In a valiant regard action fought by Messers. H. Palmer, T. Bird, and your ever humble servant H. Barking-Hatstand. These few, these happy few, these band of brothers, doggedly held on to retain the Quiz Champion title once again this week. Legendary efforts were made, peices of trivia dredged from the depths of obscurity, to ensure the forums honour was once again upheld.

HUZZAH!!

Yours trivially.
Huzzah Barking-Hatstand Esq.


----------



## ipshi (Jul 23, 2010)

wow HBH, u *almost* make me feel like having been there... note the almost since i was there one night and felt like a complete nincompoop since i hardly knew any answers... and erm... didnt even understand some of the questions!


----------



## harrypalmer (Jul 18, 2010)

:clap2::clap2::clap2:

It was a valiant effort in the face of seemingly insurmountable odds but honour was maintained by the genius of Lord Barking-Hatstand, Sir Thunderbird1, The Rt. Hon. Harry Palmer and Dame Coco-Nutz order of the lacy garter.

Unfortunately as it was a tie for first, Sir Thunderbird1 made the ultimate sacrifice in the noble game of Scissors, paper, stone (rock) and allowed another team to enjoy it's moment in the sun.


----------



## pamela0810 (Apr 5, 2010)

I'm so proud of all of you!!  

Even my son was baffled why I wasn't at the quiz last night.....he now knows Monday night is Mommy's quiz night....too bad I had to work late and only got home at 8:30pm! 

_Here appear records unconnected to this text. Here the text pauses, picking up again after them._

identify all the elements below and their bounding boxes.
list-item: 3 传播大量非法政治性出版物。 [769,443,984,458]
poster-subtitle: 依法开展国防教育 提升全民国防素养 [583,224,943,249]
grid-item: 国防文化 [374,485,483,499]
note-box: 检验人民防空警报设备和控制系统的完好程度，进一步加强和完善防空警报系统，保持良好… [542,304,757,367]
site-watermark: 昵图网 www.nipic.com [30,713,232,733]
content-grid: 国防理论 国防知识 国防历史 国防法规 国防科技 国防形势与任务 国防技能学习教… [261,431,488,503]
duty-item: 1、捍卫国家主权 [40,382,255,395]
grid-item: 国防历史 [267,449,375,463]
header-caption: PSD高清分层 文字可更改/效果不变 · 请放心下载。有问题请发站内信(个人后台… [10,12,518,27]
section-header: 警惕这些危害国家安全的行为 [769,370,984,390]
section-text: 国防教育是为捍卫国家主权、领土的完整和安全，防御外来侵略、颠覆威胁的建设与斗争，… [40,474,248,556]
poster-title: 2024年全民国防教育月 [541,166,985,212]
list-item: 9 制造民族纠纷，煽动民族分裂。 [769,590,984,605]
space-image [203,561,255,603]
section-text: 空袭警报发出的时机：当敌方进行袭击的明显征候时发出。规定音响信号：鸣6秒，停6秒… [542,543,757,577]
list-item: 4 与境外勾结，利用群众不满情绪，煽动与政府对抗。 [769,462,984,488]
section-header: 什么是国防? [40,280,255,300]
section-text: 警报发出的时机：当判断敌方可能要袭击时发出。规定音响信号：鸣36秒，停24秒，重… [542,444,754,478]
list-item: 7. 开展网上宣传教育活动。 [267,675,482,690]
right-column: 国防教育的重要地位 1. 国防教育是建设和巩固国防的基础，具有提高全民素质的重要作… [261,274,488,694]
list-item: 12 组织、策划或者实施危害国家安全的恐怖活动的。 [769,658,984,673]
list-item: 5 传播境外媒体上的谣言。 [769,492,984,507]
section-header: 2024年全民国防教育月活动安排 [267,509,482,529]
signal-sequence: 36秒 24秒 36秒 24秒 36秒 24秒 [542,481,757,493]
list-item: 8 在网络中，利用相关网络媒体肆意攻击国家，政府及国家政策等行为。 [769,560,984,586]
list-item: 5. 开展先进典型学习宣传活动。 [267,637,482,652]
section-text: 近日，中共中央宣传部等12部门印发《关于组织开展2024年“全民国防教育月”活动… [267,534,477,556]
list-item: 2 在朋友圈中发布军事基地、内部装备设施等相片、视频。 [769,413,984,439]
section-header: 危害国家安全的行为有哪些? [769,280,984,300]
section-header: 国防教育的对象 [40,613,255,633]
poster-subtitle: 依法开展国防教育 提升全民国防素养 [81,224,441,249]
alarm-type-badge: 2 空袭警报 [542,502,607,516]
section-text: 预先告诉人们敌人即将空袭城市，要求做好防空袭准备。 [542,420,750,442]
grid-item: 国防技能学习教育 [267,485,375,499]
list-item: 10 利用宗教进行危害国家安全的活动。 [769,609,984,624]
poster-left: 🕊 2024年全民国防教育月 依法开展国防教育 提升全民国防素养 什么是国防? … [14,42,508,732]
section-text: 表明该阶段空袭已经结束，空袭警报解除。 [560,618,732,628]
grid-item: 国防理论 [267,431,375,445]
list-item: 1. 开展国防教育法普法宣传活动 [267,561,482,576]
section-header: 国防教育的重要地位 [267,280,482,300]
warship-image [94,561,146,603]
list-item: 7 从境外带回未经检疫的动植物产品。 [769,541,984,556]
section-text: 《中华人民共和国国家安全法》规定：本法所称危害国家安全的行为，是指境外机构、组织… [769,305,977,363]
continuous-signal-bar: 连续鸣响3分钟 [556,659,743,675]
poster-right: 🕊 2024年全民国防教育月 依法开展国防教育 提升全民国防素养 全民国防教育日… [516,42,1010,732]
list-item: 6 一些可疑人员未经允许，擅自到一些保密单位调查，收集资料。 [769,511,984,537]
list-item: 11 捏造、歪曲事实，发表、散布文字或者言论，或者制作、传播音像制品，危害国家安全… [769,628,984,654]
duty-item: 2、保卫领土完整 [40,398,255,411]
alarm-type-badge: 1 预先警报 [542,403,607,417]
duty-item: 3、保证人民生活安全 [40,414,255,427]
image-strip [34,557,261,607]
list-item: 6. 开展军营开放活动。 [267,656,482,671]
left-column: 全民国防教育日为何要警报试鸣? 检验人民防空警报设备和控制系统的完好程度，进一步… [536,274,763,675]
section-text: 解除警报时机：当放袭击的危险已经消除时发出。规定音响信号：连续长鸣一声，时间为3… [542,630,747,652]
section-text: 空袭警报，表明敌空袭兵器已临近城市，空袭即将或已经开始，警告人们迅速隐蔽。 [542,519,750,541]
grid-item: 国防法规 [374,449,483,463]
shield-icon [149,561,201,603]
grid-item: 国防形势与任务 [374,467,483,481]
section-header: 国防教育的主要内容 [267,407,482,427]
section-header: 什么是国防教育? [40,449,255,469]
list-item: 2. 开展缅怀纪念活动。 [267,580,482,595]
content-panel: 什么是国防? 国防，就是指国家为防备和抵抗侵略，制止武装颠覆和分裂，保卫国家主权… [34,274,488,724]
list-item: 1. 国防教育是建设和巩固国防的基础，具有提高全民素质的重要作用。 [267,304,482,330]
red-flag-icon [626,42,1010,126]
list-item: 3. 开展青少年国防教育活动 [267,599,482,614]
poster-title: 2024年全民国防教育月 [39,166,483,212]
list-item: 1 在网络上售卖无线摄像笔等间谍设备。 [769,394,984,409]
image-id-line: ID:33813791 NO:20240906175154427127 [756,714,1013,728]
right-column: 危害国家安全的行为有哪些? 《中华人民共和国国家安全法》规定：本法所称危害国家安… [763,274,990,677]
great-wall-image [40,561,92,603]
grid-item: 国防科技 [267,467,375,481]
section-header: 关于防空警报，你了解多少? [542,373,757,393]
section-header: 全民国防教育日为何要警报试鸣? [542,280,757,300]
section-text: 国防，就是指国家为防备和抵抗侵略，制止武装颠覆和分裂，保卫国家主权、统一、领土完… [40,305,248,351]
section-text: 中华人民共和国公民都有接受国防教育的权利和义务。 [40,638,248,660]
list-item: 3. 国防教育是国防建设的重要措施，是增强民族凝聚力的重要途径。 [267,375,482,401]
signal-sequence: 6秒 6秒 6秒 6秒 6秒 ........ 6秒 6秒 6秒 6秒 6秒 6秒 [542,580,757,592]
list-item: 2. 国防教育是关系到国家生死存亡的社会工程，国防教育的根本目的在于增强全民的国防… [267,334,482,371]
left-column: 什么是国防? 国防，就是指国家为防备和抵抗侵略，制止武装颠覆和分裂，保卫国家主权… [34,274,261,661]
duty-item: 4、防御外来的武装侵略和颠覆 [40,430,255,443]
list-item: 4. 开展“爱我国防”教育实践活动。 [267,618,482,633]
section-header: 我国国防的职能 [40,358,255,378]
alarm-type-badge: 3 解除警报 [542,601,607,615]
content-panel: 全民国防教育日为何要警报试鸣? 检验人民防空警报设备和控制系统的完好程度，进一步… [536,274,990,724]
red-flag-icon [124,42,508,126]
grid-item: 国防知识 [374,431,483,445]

See you next Monday....Harry, are you putting up a thread? We need to hold on to first place!


----------



## harrypalmer (Jul 18, 2010)

I'll put up a thread.

Have to go for the hat trick.

Hopefully, Mr Barking-Hatstand and Thunderbird1 will return as they are incredibly good, I was a passenger.


----------



## bloomwood (May 7, 2010)

Thunderbird1 said:


> If you want to meet me at Internet City Metro (Gloria Hotel side) at 7.15 i will share the taxi with you, Reply and let me know yes or no.


hi Thunderbird1, so nice of you .. i went out that i didn't see your reply, so sorry ..
i guess every quiz night is one good night to spend with u guys


----------



## mikeyb (May 15, 2010)

hey nice one guys:clap2:

If Harry = Passenger??? then I am not even a ticket

Was there a film picture round?


----------



## Thunderbird1 (Sep 13, 2010)

harrypalmer said:


> I'll put up a thread.
> 
> Have to go for the hat trick.
> 
> Hopefully, Mr Barking-Hatstand and Thunderbird1 will return as they are incredibly good, I was a passenger.


Too Kind Mon Capitan! In the music round, I was as useful as a chocolate biscuit at a Dubai picnic! Also I must improve on my Rock, Paper and Scissors!


----------



## harrypalmer (Jul 18, 2010)

The picture round was cities, 9 out of 10 right.

Music round was a letdown.

8 out of 8 in one round and 7 out of 8 in double points.

46 points and tied for 1st.

It was a good showing given the fact that it was almost cancelled


----------



## pamela0810 (Apr 5, 2010)

harrypalmer said:


> The picture round was cities, 9 out of 10 right.
> 
> Music round was a letdown.
> 
> ...



Wow! Impressive scores!!! :clap2: :clap2: :clap2:


----------